Investir num mundo mais populista e protecionista


Um mundo que cresceu graças à abertura das fronteiras e à colaboração comercial entre países agora questiona os benefícios da globalização. O pêndulo da política que tradicionalmente flutuava no centro move-se em direção aos extremos. Assim, a influência do populismo de ambas as cores cresce em força e aumenta um tom enviesado entre os governos em direção ao protecionismo.

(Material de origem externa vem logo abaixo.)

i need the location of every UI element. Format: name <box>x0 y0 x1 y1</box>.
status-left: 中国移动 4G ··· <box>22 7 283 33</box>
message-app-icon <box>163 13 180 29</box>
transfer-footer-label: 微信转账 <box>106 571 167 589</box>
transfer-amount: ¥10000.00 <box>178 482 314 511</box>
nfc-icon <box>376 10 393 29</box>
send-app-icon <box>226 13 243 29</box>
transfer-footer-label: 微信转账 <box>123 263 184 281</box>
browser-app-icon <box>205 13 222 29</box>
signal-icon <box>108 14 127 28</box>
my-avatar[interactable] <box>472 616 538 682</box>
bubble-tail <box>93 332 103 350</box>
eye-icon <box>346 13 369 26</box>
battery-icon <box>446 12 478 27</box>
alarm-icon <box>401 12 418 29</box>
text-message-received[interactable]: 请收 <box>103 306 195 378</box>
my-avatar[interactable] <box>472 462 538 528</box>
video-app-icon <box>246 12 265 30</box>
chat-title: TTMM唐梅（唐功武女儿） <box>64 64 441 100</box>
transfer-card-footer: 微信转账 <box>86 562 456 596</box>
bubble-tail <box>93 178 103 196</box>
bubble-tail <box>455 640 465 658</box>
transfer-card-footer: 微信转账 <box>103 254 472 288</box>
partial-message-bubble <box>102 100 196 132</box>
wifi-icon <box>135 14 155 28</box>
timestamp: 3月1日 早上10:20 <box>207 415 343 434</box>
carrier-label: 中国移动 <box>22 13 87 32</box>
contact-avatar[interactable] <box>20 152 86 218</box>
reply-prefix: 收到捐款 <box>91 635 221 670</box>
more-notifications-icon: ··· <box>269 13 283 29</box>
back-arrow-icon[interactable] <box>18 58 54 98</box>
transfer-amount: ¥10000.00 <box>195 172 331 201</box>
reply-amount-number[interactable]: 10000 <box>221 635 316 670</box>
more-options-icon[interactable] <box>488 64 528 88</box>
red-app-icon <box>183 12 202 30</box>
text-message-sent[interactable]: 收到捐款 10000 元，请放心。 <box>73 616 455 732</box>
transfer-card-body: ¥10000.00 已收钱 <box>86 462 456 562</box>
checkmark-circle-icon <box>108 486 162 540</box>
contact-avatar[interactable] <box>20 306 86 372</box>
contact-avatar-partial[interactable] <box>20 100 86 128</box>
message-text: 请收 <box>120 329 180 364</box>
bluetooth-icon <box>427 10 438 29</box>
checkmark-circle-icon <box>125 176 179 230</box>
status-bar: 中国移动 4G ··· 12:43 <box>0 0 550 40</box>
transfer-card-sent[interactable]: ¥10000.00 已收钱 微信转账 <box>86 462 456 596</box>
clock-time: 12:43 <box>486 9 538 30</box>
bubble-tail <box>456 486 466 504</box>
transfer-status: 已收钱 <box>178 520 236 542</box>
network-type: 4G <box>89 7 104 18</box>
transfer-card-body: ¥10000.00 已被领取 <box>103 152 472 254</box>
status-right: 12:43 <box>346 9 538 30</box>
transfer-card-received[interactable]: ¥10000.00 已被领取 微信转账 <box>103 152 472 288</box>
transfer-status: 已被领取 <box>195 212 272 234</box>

Para Hamish Chamberlayne, responsável de ESG da Janus Handerson Investors, isto tem ramificações na forma como se investe. “Os negócios que dependem de um modelo tradicional vão sofrer”, defende. Está a ganhar peso a ideia de reciprocidade. Como é que as empresas impactam as zonas onde operam? O quão sustentáveis são as suas cadeias de produção? A população está a requerer das empresas um impacto líquido positivo nas suas operações.

O impacto do populismo chega até às obrigações. “A pressão social e política para que os bancos centrais intervenham é enorme”, comenta Dick Weil, CEO da Janus Henderson. “As antes denominadas medidas extraordinárias tornaram-se na nova norma”. É um argumento que apoia Philipp Vorndran, estratega de mercados da Flossbach Von Storch: “O populismo serve-se das emoções e apresenta-se como uma solução simples para problemas complexos. Quando ocorrem contratempos, procuram-se bodes expiatórios”. Este papel cumpriu-o agora a Fed, que se teve de afastar da linha de fogo.

Os bancos centrais insistiram em numerosas ocasiões sobre a importância de complementar as políticas fiscais com medidas fiscais, mas um ato combinado entre governos e entidades monetárias parece complicado. Como recorda Tom Ross, gestor do Janus Henderson Horizon Euro High Yield Fund, a pressão populista faz com que os governos estejam mais centrados em como se manter no poder. “Faz falta uma viragem fiscal, mas a atenção da Europa não está focada nisso nesses momentos”, explica o gestor.

Por isso, é importante estar consciente dos sectores mais impactados pelas medidas protecionistas. Um claro exemplo é o sector automobilístico e a sua exposição a novos impostos aduaneiros. “O irónico é que a maioria destas empresas automobilísticas são investment grade, por isso, o maior risco está na parte segura da gama de ratings”, acrescenta Ross. No sector imobiliário, o conceito de controlo de rendimentos voltou à cena, segundo conta Guy Barnard, corresponsável de ações imobiliárias globais da Janus Henderson, algo que tem um efeito direto no futuro da indústria.